Department of Physical Medicine and Rehabilitation, Albert Einstein College of Medicine, Yeshiva University, Bronx, NY 10461, USA.
Arch Phys Med Rehabil. 2011 Dec;92(12):2006-11. doi: 10.1016/j.apmr.2011.07.193.
To establish reference values for stair ascent and descent times in community-dwelling, ambulatory older adults, and to examine their predictive validity for functional decline.
Longitudinal cohort study. Mean follow-up time was 1.8 years (maximum, 3.2y; total, 857.9 person-years).
Community sample.
Adults 70 years and older (N=513; mean age, 80.8 ± 5.1y) without disability or dementia.
Not applicable.
Time to ascend and descend 3 steps measured at baseline. A 14-point disability scale assessed functional status at baseline and at follow-up interviews every 2 to 3 months. Functional decline was defined as an increase in the disability score by 1 point during the follow-up period.
The mean±SD stair ascent and descent times for 3 steps were 2.78 ± 1.49 and 2.83 ± 1.61 seconds, respectively. The proportion of self-reported and objective difficulty was higher with longer stair ascent and descent times (P<.001 for trend for both stair ascent and descent). Of the 472 participants with at least 1 follow-up interview, 315 developed functional decline, with a 12-month cumulative incidence of 56.6% (95% confidence interval [CI], 52.1%-61.3%). The stair negotiation time was a significant predictor of functional decline after adjusting for covariates including gait velocity (adjusted hazard ratio [aHR] per 1-s increase: aHR=1.12 [95% CI, 1.04-1.21] for stair ascent time; aHR=1.15 [95% CI, 1.07-1.24] for stair descent time).
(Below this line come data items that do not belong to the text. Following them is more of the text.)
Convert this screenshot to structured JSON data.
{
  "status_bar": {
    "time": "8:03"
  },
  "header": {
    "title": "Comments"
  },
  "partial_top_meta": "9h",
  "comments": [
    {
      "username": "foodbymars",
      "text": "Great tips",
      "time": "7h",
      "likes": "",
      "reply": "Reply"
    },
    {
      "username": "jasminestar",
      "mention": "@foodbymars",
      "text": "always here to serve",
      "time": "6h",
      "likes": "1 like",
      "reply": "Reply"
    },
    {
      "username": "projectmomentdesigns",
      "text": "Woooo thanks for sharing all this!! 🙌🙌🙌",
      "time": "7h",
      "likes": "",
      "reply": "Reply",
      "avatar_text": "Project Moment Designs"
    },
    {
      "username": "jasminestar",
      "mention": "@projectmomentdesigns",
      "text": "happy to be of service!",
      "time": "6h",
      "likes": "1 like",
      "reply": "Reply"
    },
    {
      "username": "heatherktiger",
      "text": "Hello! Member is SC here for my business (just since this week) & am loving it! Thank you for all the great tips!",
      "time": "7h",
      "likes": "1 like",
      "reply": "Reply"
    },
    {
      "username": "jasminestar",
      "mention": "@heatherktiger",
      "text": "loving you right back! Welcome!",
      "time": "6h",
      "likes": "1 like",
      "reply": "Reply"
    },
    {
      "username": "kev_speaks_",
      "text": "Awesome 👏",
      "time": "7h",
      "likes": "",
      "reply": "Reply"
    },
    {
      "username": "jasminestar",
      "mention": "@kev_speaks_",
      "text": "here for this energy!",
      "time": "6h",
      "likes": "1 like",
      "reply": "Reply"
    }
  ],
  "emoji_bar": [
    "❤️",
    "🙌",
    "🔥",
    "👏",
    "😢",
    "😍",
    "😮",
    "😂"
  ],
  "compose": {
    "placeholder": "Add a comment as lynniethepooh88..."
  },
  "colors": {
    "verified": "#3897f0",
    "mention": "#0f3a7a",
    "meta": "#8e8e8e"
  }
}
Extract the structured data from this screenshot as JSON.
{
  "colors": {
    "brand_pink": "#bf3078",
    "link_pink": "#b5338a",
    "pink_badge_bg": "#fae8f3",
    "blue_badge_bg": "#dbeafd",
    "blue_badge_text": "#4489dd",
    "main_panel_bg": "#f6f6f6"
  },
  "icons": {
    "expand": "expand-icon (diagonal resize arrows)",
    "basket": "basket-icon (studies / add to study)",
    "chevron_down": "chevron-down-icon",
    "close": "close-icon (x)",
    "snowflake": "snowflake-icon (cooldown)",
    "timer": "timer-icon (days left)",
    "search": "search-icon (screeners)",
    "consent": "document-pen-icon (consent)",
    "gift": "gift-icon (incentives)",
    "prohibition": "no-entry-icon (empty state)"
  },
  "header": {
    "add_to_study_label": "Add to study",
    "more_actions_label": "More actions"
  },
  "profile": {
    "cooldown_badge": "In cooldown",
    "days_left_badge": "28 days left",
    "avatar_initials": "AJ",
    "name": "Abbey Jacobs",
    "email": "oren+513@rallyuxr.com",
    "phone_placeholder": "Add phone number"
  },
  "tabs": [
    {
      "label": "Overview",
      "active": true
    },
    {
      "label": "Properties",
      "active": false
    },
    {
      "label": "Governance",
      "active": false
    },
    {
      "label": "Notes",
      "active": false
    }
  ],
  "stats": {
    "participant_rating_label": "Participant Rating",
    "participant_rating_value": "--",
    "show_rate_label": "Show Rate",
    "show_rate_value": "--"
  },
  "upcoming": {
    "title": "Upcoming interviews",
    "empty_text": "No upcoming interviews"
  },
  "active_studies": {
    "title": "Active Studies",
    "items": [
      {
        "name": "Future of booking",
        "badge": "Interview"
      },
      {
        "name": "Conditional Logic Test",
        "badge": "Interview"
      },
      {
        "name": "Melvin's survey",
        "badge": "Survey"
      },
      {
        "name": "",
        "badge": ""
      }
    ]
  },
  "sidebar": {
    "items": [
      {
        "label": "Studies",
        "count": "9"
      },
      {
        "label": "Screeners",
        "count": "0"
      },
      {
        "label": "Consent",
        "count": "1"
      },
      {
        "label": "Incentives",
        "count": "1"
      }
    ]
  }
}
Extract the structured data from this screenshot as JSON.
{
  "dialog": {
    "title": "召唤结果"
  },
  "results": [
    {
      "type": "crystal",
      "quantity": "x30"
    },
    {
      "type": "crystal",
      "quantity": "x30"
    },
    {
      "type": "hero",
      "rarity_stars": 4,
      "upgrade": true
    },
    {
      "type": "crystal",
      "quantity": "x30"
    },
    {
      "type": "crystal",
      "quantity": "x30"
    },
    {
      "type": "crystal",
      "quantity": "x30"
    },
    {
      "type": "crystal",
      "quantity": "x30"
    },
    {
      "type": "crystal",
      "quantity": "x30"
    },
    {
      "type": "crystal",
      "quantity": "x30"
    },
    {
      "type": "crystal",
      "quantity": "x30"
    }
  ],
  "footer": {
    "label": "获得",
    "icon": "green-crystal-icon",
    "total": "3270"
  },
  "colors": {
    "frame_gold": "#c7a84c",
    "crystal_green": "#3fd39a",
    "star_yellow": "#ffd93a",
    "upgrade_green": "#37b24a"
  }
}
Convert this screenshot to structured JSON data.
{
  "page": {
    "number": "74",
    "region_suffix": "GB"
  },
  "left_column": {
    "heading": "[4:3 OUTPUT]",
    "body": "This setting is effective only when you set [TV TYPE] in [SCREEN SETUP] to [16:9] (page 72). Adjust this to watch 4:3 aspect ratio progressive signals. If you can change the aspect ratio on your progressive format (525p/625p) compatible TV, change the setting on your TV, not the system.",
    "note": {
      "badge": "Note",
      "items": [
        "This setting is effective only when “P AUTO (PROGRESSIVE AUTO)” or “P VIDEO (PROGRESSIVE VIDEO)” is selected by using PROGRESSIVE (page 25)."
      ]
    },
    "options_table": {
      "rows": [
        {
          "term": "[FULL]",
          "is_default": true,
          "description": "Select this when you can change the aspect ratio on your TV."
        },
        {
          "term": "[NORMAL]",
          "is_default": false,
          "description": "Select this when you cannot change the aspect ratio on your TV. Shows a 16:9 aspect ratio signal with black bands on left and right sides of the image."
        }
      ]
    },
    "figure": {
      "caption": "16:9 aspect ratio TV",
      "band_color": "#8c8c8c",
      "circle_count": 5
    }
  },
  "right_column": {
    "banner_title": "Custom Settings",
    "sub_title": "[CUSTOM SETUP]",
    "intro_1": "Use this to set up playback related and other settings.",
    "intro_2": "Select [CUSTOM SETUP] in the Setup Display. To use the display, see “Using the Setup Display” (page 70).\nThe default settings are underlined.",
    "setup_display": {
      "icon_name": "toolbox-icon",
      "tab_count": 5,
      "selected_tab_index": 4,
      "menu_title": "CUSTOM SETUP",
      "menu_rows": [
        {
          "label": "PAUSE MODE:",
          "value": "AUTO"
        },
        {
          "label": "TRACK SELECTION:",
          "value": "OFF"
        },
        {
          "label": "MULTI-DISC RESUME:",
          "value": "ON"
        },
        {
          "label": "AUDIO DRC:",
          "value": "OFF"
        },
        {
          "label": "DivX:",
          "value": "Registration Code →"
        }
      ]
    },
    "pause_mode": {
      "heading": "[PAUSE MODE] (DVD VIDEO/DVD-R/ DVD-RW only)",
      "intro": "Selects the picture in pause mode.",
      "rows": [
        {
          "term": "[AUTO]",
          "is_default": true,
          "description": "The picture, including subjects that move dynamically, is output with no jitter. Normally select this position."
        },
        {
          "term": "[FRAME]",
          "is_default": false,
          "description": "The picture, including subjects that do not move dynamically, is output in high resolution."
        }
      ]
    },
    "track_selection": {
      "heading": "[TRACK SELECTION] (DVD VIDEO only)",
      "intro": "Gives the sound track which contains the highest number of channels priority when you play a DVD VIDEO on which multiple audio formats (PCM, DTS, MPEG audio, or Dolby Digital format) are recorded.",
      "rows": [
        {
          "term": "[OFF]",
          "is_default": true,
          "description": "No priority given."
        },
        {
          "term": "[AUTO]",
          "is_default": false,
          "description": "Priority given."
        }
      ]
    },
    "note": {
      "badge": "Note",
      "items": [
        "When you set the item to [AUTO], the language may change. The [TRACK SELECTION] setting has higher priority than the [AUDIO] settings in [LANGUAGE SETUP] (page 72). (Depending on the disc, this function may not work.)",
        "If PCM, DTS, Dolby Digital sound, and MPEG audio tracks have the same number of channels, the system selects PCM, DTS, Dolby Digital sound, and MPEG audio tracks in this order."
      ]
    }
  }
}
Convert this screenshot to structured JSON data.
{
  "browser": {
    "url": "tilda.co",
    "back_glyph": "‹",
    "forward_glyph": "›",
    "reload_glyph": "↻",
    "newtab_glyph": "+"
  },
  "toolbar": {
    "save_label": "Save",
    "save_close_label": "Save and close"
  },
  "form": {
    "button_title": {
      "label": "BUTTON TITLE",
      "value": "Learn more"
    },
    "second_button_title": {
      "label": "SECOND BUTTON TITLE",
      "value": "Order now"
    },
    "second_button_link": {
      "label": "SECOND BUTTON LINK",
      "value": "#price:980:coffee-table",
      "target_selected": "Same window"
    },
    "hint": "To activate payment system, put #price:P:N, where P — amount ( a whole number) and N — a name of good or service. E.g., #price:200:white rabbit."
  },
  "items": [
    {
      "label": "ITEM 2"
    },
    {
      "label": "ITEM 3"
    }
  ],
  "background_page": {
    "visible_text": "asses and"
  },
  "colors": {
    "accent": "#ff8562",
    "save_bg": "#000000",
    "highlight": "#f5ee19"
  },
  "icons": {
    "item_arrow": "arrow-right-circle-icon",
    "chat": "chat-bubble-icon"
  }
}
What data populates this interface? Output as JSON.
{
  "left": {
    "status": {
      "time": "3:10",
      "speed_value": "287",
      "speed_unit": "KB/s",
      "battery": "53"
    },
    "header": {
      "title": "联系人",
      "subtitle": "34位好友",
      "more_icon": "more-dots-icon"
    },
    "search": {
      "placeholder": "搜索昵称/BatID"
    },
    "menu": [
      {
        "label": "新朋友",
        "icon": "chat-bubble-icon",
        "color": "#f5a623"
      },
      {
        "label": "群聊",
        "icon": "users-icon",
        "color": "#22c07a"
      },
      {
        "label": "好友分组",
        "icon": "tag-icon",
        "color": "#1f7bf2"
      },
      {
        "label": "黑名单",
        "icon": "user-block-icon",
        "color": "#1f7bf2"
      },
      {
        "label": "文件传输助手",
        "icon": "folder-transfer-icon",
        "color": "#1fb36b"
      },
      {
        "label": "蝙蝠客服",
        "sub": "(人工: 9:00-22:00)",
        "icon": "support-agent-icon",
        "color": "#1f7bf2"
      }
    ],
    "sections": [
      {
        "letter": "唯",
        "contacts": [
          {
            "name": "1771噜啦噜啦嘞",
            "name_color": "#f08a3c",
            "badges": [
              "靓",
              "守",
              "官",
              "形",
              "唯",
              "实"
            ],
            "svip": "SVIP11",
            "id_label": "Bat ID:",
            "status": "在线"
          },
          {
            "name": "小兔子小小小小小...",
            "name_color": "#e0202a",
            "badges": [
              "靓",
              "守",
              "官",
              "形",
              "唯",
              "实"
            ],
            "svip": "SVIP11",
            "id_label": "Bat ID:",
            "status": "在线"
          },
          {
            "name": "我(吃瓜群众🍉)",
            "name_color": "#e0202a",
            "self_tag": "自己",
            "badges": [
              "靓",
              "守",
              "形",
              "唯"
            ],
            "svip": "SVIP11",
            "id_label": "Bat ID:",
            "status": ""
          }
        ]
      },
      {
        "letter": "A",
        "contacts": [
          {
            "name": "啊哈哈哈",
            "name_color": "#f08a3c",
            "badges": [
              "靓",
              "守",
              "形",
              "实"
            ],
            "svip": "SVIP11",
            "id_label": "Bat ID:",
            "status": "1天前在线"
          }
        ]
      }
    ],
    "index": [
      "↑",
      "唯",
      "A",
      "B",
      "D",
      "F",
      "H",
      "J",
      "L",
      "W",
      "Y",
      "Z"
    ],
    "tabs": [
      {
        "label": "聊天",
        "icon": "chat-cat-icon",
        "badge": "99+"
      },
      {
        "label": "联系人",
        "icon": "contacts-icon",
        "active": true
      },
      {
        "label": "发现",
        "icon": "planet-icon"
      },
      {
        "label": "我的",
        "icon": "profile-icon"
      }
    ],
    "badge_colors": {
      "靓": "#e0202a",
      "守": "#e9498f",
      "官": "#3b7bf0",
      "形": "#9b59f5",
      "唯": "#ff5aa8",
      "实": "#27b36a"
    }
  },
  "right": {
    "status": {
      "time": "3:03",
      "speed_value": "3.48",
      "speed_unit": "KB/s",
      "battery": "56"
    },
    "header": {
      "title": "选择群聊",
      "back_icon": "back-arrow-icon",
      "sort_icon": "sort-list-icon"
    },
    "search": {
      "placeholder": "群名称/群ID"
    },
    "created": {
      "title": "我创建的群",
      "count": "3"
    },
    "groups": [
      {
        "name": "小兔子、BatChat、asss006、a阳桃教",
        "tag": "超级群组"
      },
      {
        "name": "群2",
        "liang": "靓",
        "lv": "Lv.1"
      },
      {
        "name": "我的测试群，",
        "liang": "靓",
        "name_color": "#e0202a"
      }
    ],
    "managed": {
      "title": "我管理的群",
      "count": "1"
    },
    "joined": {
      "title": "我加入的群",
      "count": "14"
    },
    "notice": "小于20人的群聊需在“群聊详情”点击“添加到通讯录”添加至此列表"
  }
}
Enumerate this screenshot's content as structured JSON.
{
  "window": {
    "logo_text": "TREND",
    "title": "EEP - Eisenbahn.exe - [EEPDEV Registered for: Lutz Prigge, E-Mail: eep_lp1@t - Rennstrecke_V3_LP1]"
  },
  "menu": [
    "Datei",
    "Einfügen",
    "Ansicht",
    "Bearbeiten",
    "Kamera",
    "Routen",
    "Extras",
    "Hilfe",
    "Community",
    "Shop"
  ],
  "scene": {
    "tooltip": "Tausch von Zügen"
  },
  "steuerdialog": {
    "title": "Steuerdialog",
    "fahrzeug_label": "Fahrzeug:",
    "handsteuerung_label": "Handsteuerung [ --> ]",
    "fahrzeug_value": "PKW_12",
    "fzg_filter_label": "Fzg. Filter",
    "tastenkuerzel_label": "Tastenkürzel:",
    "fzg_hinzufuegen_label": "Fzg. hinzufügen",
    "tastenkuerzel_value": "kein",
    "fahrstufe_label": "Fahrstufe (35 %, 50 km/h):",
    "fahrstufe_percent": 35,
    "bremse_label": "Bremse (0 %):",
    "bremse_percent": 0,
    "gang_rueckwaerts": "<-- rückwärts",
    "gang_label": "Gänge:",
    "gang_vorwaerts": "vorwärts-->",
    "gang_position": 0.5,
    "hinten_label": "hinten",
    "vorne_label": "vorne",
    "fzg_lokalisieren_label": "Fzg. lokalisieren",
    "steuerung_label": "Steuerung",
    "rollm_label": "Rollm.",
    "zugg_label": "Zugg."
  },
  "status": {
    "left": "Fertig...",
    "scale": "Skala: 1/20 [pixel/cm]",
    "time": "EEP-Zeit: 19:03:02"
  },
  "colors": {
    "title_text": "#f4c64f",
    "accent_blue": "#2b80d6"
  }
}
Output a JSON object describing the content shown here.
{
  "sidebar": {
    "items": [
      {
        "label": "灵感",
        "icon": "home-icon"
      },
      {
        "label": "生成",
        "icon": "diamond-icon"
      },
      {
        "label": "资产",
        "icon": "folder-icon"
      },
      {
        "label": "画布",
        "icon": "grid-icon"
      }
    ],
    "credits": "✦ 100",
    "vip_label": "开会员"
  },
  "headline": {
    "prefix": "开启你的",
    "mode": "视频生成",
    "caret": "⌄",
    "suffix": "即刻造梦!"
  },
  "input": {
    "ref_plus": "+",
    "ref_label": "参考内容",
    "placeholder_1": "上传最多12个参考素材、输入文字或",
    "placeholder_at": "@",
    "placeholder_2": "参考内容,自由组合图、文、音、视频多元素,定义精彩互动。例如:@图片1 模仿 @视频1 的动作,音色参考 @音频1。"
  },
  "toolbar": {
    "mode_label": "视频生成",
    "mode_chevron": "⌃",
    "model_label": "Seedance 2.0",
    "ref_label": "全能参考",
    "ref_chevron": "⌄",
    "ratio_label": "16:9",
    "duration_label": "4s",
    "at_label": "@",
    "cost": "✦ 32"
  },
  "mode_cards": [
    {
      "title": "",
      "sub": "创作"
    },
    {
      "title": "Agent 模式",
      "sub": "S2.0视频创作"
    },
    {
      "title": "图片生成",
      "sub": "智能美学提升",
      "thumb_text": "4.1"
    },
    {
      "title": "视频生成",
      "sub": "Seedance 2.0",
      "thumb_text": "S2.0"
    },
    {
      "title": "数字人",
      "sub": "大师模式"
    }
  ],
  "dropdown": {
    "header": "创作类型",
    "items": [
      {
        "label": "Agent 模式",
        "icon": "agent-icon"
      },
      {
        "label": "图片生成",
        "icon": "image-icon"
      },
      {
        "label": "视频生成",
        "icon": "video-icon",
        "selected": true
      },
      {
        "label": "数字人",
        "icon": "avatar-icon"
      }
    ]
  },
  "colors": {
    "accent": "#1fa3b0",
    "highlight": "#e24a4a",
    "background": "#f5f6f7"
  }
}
Stair descent time was a significant predictor of functional decline among relatively high functioning older adults reporting no difficulty in stair negotiation (P=.001).
The stair ascent and descent times are simple, quick, and valid clinical measures for assessing the risk of functional decline in community-dwelling older adults including high-functioning individuals.
为社区居住、能行走的老年人确定上下楼梯时间的参考值,并检验其对功能下降的预测效度。
纵向队列研究。平均随访时间为 1.8 年(最长 3.2 年;总随访时间为 857.9 人年)。
社区样本。
无残疾或痴呆的 70 岁及以上成年人(N=513;平均年龄 80.8±5.1 岁)。
不适用。
在基线时测量上、下 3 级楼梯的时间。在基线和每 2~3 个月的随访访谈时使用 14 分残疾量表评估功能状态。功能下降定义为随访期间残疾评分增加 1 分。
上、下 3 级楼梯的平均(±SD)时间分别为 2.78±1.49 秒和 2.83±1.61 秒。上、下楼梯时间较长者报告主观和客观困难的比例更高(趋势 P<.001)。在至少有 1 次随访访谈的 472 名参与者中,315 名发生了功能下降,12 个月累积发生率为 56.6%(95%置信区间[CI],52.1%-61.3%)。调整包括步态速度在内的协变量后,楼梯协商时间是功能下降的显著预测因素(每增加 1 秒,上楼梯时间的校正后危险比[aHR]:aHR=1.12[95%CI,1.04-1.21];下楼梯时间的 aHR=1.15[95%CI,1.07-1.24])。在报告楼梯协商无障碍的高功能老年人中,下楼梯时间是功能下降的显著预测因素(P=.001)。
上、下楼梯时间是评估社区居住的老年人(包括高功能个体)功能下降风险的简单、快速、有效的临床指标。